Where R is the ideal gas constant and γ is the ratio of specific heats (approximately 287 J/(kg·K) and 1.4 for air respectively). The pressure after the heat addition can be calculated from the ideal gas law: ${\displaystyle p_{2}v_{2}=RT_{2}}$

The second stage (2–3) involves a reversible adiabatic expansion of the fluid back to its original pressure. It can be determined for an isentropic process that the second law of thermodynamics results in the following: ${\displaystyle {\frac {T_{2}}{T_{3}}}=\left({\frac {p_{2}}{p_{3}}}\right)^{\textstyle {{\gamma -1} \over \gamma }}=\left({\frac {V_{3}}{V_{2}}}\right)^{\gamma -1}}$

Where ${\displaystyle p_{3}=p_{1}}$ for this specific cycle. The first law of thermodynamics results in the following for this expansion process: ${\displaystyle {}_{2}W_{3}=\int _{2}^{3}{p\,dV}}$ because for an adiabatic process: ${\displaystyle {}_{2}Q_{3}=0}$

The final stage (3–1) involves a constant pressure heat rejection back to the original state. From the first law of thermodynamics we find: ${\displaystyle {}_{3}Q_{1}-{}_{3}W_{1}=U_{1}-U_{3}}$.

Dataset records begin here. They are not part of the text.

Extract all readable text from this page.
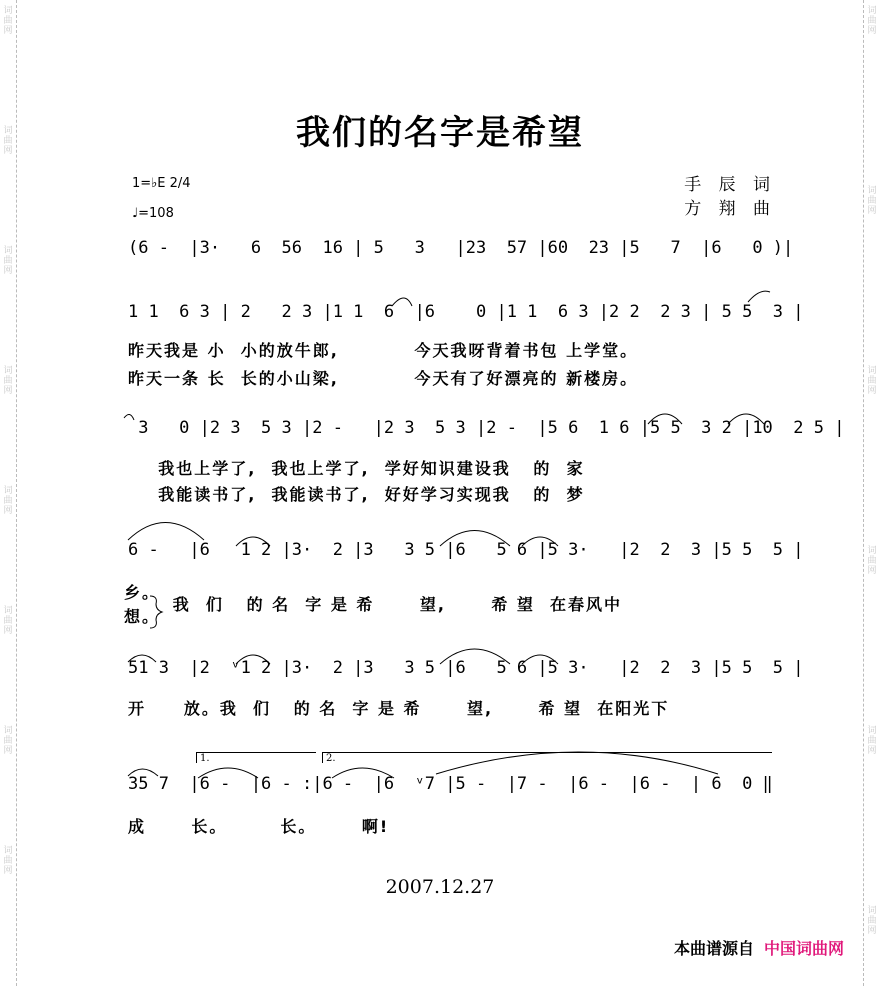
词
曲
网
词
曲
网
词
曲
网
词
曲
网
词
曲
网
词
曲
网
词
曲
网
词
曲
网
词
曲
网
词
曲
网
词
曲
网
词
曲
网
词
曲
网
词
曲
网
我们的名字是希望
1=♭E 2/4
♩=108
手 辰 词
方 翔 曲
(6 -  |3·   6  56  16 | 5   3   |23  57 |60  23 |5   7  |6   0 )|
1 1  6 3 | 2   2 3 |1 1  6  |6    0 |1 1  6 3 |2 2  2 3 | 5 5  3 |
昨天我是 小  小的放牛郎,          今天我呀背着书包 上学堂。
昨天一条 长  长的小山梁,          今天有了好漂亮的 新楼房。
3   0 |2 3  5 3 |2 -   |2 3  5 3 |2 -  |5 6  1 6 |5 5  3 2 |10  2 5 |
我也上学了,  我也上学了,  学好知识建设我   的  家
我能读书了,  我能读书了,  好好学习实现我   的  梦
6 -   |6   1 2 |3·  2 |3   3 5 |6   5 6 |5 3·   |2  2  3 |5 5  5 |
乡。
想。
我  们   的 名  字 是 希      望,      希 望  在春风中
51 3  |2  ᵛ1 2 |3·  2 |3   3 5 |6   5 6 |5 3·   |2  2  3 |5 5  5 |
开     放。我  们   的 名  字 是 希      望,      希 望  在阳光下
1.	2.
35 7  |6 -  |6 - :|6 -  |6  ᵛ7 |5 -  |7 -  |6 -  |6 -  | 6  0 ‖
成      长。       长。      啊!
2007.12.27
本曲谱源自 中国词曲网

From the definition of work: ${\displaystyle {}_{3}W_{1}=\int _{3}^{1}{p\,dV}=p_{1}\left({V_{1}-V_{3}}\right)}$, we recover the following for the heat rejected during this process: ${\displaystyle {}_{3}Q_{1}=\left({U_{1}+p_{1}V_{1}}\right)-\left({U_{3}+p_{3}V_{3}}\right)=H_{1}-H_{3}}$.

As a result, we can determine the heat rejected as follows: ${\displaystyle {}_{3}Q_{1}=mc_{p}\left({T_{1}-T_{3}}\right)}$. For an ideal gas, ${\displaystyle c_{p}={\frac {\gamma R}{\gamma -1}}}$.

The overall efficiency of the cycle is determined by the total work over the heat input, which for a Lenoir cycle equals

${\displaystyle \eta _{\rm {th}}={\frac {{}_{2}W_{3}+{}_{3}W_{1}}{{}_{1}Q_{2}}}.}$

Note that we gain work during the expansion process but lose some during the heat rejection process. Alternatively, the first law of thermodynamics can be used to put the efficiency in terms of the heat absorbed and heat rejected,

${\displaystyle \eta _{\rm {th}}=1-{\frac {{}_{3}Q_{1}}{{}_{1}Q_{2}}}=1-\gamma \left({\frac {T_{3}-T_{1}}{T_{2}-T_{1}}}\right).}$

Utilizing that, for the isobaric process, T₃/T₁ = V₃/V₁, and for the adiabatic process, T₂/T₃ = (V₃/V₁)^γ−1, the efficiency can be put in terms of the compression ratio,

${\displaystyle \eta _{\rm {th}}=1-\gamma \left({\frac {r-1}{r^{\gamma }-1}}\right),}$

where r = V₃/V₁ is defined to be > 1. Comparing this to the Otto cycle's efficiency graphically, it can be seen that the Otto cycle is more efficient at a given compression ratio. Alternatively, using the relationship given by process 2–3, the efficiency can be put in terms of r_p = p₂/p₃, the pressure ratio,^[2]

${\displaystyle \eta _{\rm {th}}=1-\gamma \left({\frac {r_{p}^{1/\gamma }-1}{r_{p}-1}}\right).}$